Supporting World Peace Through Nuclear Pacification
Actually, there is no free meal there. If you exert a force F on the asteroid, you get -F exerted upon the tractor. (Imagine a cute little vector mark above the F, to be completely true.) There is no known way to escape that.
If you always stay X metres in front of the asteroid, then effectively you can treat the whole system as one body. You're not just accelerating the asteroid (with mass m1), you're also equally accelerating the tractor (let's call its mass m2) with the same acceleration, or they'll collide or drift apart. So effectively you're accelerating the sum of their masses, m=m1+m2.
The force to do that is still F=m*a, or F=(m1+m2)*a. There is no free lunch. You're still accelerating the same m1+m2, and if done at the same a, you must apply the same force F. I.e., if the same rocket engine is used, you get to burn the same amount of fuel, regardless of whether they're physically in contact or weakly pulled by gravity. Using gravity there just puts a (very low) upper bound on F.
But wait, that was assuming the ideal case, where you magically apply _exactly_ the amount of force to stay always at X metres drom the asteroid. Reality is much less ideal. Such a tractor would probably have to fire rocket engines back and forth, just to stay anywhere near the prescribed distance. I.e., it would use extra fuel for positioning and maneuvering, whereas a lander with a big jet pointed "upwards" would have no such worries.
Just about the only reason I see there, is if you have to essentially rotate the system, to execute some complex maneuver with the asteroids (over aeons, mind you.) Then it's probably less waste to just move the tractor around the asteroid, than to rotate the asteroid with your thruster embedded in it.
Still, I'm kind of at a loss as to when or why you'd need that, or have the luxury of enough time for such infinitesimal accelerations to do the job. More realistically, you'd just want the asteroid's orbit changed enough that it doesn't collide with Earth. And you'll likely not have that awfully much time. So you just want to push it out of the way, hard enough to make a difference, but not hard enough for it to shatter into a MIRV of death and destruction. Probably the safest bet being to push it upwards or downwards, in regard to Earth's orbit, so it becomes a lot more inclined than the orbit which threatened to collide. You have a lot more margin for error in the calculation there. You don't need to rotate and maneuver it accurately, you just want it out of the way.
So basically while I'll agree that their method could work, I'm kinda at a loss as to why would you want to do it that way.
A polar bear is a cartesian bear after a coordinate transform.
If you do the math, the shift is about 1.3 km during the first year.

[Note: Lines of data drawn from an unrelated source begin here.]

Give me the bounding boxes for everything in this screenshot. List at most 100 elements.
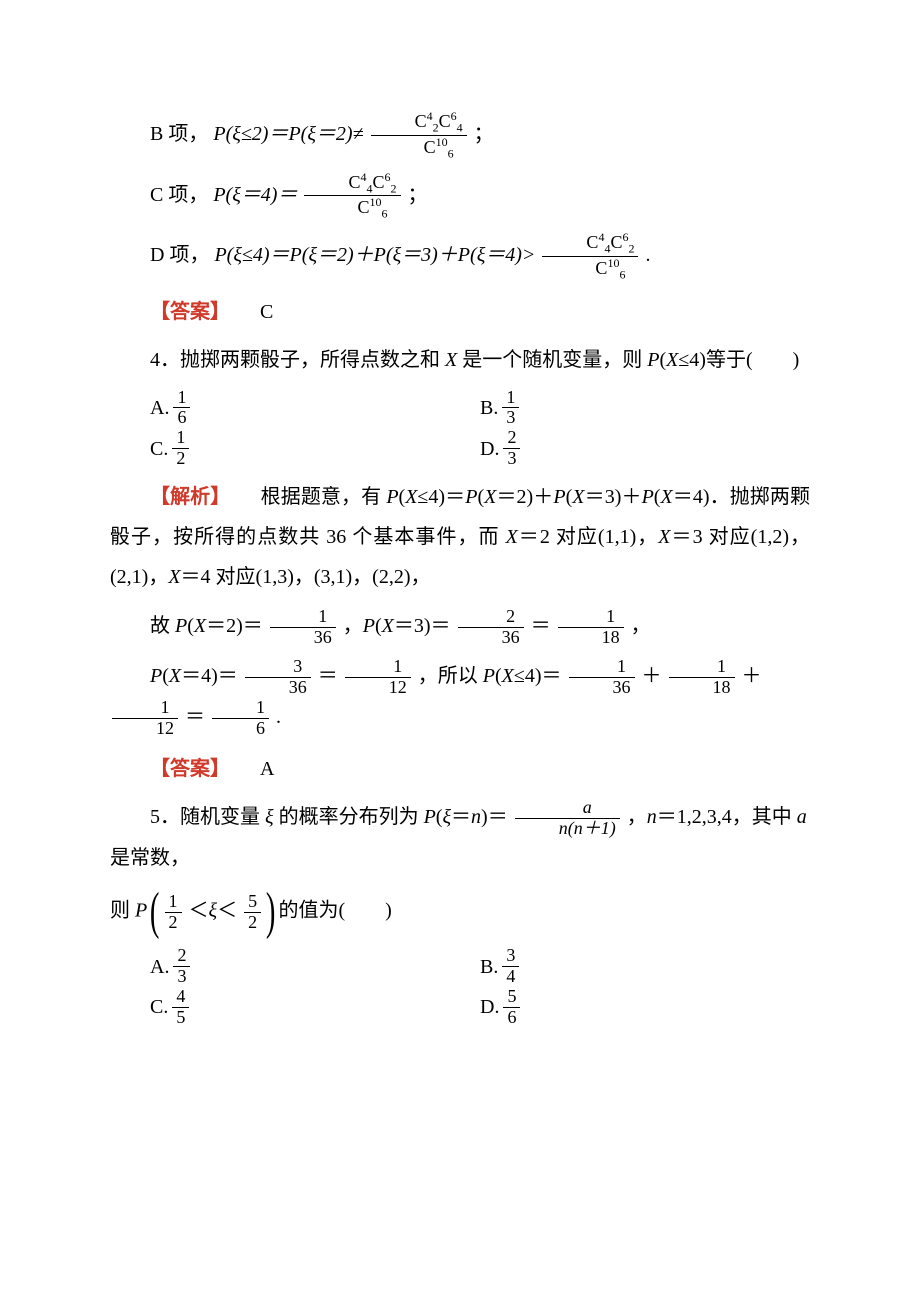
choice-label: B. [480, 388, 498, 428]
item-d-frac: C44C62 C106 [542, 231, 638, 282]
frac-num: 1 [172, 428, 189, 448]
eq-text: ＝ [531, 615, 551, 637]
left-paren-icon: ( [150, 886, 160, 938]
choice-frac: 2 3 [173, 946, 190, 987]
frac-num: C42C64 [371, 110, 467, 135]
frac-num: C44C62 [304, 171, 400, 196]
frac-den: 36 [569, 677, 635, 698]
item-b-tail: ； [474, 123, 494, 145]
frac-den: C106 [371, 135, 467, 161]
choice-frac: 5 6 [503, 987, 520, 1028]
answer-label: 【答案】 [150, 301, 230, 323]
eq-text: ， [631, 615, 651, 637]
frac-num: 1 [502, 388, 519, 408]
q4-stem-text: 抛掷两颗骰子，所得点数之和 X 是一个随机变量，则 P(X≤4)等于( ) [180, 349, 799, 371]
frac-den: C106 [304, 195, 400, 221]
frac-den: 12 [112, 718, 178, 739]
choice-frac: 4 5 [172, 987, 189, 1028]
item-c-line: C 项， P(ξ＝4)＝ C44C62 C106 ； [110, 171, 810, 222]
eq-text: ，P(X＝3)＝ [343, 615, 451, 637]
eq-text: ＝ [185, 706, 205, 728]
q5-cond-mid: ＜ξ＜ [189, 900, 238, 922]
frac-3-36: 3 36 [245, 657, 311, 698]
q4-solution-p1: 【解析】 根据题意，有 P(X≤4)＝P(X＝2)＋P(X＝3)＋P(X＝4)．… [110, 477, 810, 597]
frac-1-12: 1 12 [345, 657, 411, 698]
frac-den: 3 [173, 966, 190, 987]
frac-num: 2 [173, 946, 190, 966]
item-d-line: D 项， P(ξ≤4)＝P(ξ＝2)＋P(ξ＝3)＋P(ξ＝4)> C44C62… [110, 231, 810, 282]
frac-den: 12 [345, 677, 411, 698]
frac-den: C106 [542, 256, 638, 282]
choice-frac: 1 3 [502, 388, 519, 429]
frac-num: a [515, 798, 620, 818]
q4-number: 4． [150, 349, 180, 371]
eq-text: ，所以 P(X≤4)＝ [418, 665, 562, 687]
frac-num: 1 [112, 698, 178, 718]
answer-3-value: C [260, 301, 273, 323]
choice-frac: 2 3 [503, 428, 520, 469]
answer-4: 【答案】 A [110, 749, 810, 789]
choice-label: C. [150, 987, 168, 1027]
q5-choice-b: B. 3 4 [480, 946, 810, 987]
frac-den: 6 [212, 718, 269, 739]
q5-choice-c: C. 4 5 [150, 987, 480, 1028]
q5-cond-f1: 1 2 [165, 892, 182, 933]
item-b-frac: C42C64 C106 [371, 110, 467, 161]
q4-choice-d: D. 2 3 [480, 428, 810, 469]
q5-choice-a: A. 2 3 [150, 946, 480, 987]
solution-label: 【解析】 [150, 486, 230, 508]
q4-choice-b: B. 1 3 [480, 388, 810, 429]
answer-label: 【答案】 [150, 758, 230, 780]
frac-1-36: 1 36 [270, 607, 336, 648]
item-c-expr: P(ξ＝4)＝ [213, 183, 302, 205]
choice-label: D. [480, 987, 499, 1027]
choice-frac: 1 6 [173, 388, 190, 429]
q4-sol-eq1: 故 P(X＝2)＝ 1 36 ，P(X＝3)＝ 2 36 ＝ 1 18 ， [110, 607, 810, 648]
q5-number: 5． [150, 806, 180, 828]
item-d-tail: . [645, 244, 650, 266]
frac-den: 3 [502, 407, 519, 428]
eq-text: ＋ [642, 665, 662, 687]
frac-den: 36 [270, 627, 336, 648]
item-b-expr: P(ξ≤2)＝P(ξ＝2)≠ [213, 123, 368, 145]
choice-label: B. [480, 947, 498, 987]
frac-num: 1 [345, 657, 411, 677]
q4-choice-a: A. 1 6 [150, 388, 480, 429]
frac-num: 1 [569, 657, 635, 677]
frac-den: 36 [458, 627, 524, 648]
q5-choices: A. 2 3 B. 3 4 C. 4 5 D. 5 6 [150, 946, 810, 1027]
eq-text: P(X＝4)＝ [150, 665, 238, 687]
frac-num: 2 [503, 428, 520, 448]
frac-den: n(n＋1) [515, 818, 620, 839]
frac-den: 2 [165, 912, 182, 933]
eq-text: . [276, 706, 281, 728]
answer-4-value: A [260, 758, 274, 780]
item-d-expr: P(ξ≤4)＝P(ξ＝2)＋P(ξ＝3)＋P(ξ＝4)> [214, 244, 540, 266]
frac-den: 6 [173, 407, 190, 428]
frac-num: 2 [458, 607, 524, 627]
item-c-tail: ； [408, 183, 428, 205]
frac-num: 1 [165, 892, 182, 912]
eq-text: ＝ [318, 665, 338, 687]
eq-text: ＋ [742, 665, 762, 687]
frac-1-18b: 1 18 [669, 657, 735, 698]
frac-1-12b: 1 12 [112, 698, 178, 739]
q5-line2-post: 的值为( ) [278, 900, 391, 922]
frac-num: 5 [244, 892, 261, 912]
q5-stem-line2: 则 P ( 1 2 ＜ξ＜ 5 2 ) 的值为( ) [110, 886, 810, 938]
q4-stem: 4．抛掷两颗骰子，所得点数之和 X 是一个随机变量，则 P(X≤4)等于( ) [110, 340, 810, 380]
q5-stem-frac: a n(n＋1) [515, 798, 620, 839]
choice-label: D. [480, 429, 499, 469]
frac-num: 1 [270, 607, 336, 627]
eq-text: 故 P(X＝2)＝ [150, 615, 263, 637]
frac-den: 36 [245, 677, 311, 698]
frac-den: 6 [503, 1007, 520, 1028]
frac-den: 5 [172, 1007, 189, 1028]
choice-label: A. [150, 388, 169, 428]
item-b-prefix: B 项， [150, 123, 208, 145]
frac-den: 18 [669, 677, 735, 698]
choice-label: C. [150, 429, 168, 469]
q5-cond-f2: 5 2 [244, 892, 261, 933]
frac-den: 2 [244, 912, 261, 933]
frac-2-36: 2 36 [458, 607, 524, 648]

In ten years, the shift is 130 km, and in a hundred, 13000 km (~ one earth diameter). So we need to detect the rock a century before the impact, make a very precise calculation of its trajectory and park the rocket next to the asteroid for the whole duration possibly replacing or refueling it many times over.
In one of his books Dyson warns against the idea of blowing up approaching asteroids and proposes mass drivers that push the asteroid into a new orbit over extended periods, possibly years. Factors I can think of from the top of my head:
- a mass driver needs mass, which it gets from the asteroid. So you don't have to sling huge masses towards the asteroids.
- anchoring the mass drivers can be a problem if the asteroid is brittle. Bigger asteroids may be stronger but you also have to push harder.
- you can have many mass drivers
- the more time you have the better.
So the special thing about a gravity tractor is that it's a reliable way to attach a mass driver to any type of asteroid. The tractor still needs mass drivers and it needs a lot of mass to build up the gravity. If you see the asteroid as a "soft waterball" that is hard to push, you could consider the tractor as an empty box with . It flies over, fills itself with parts of the asteroid and starts pulling.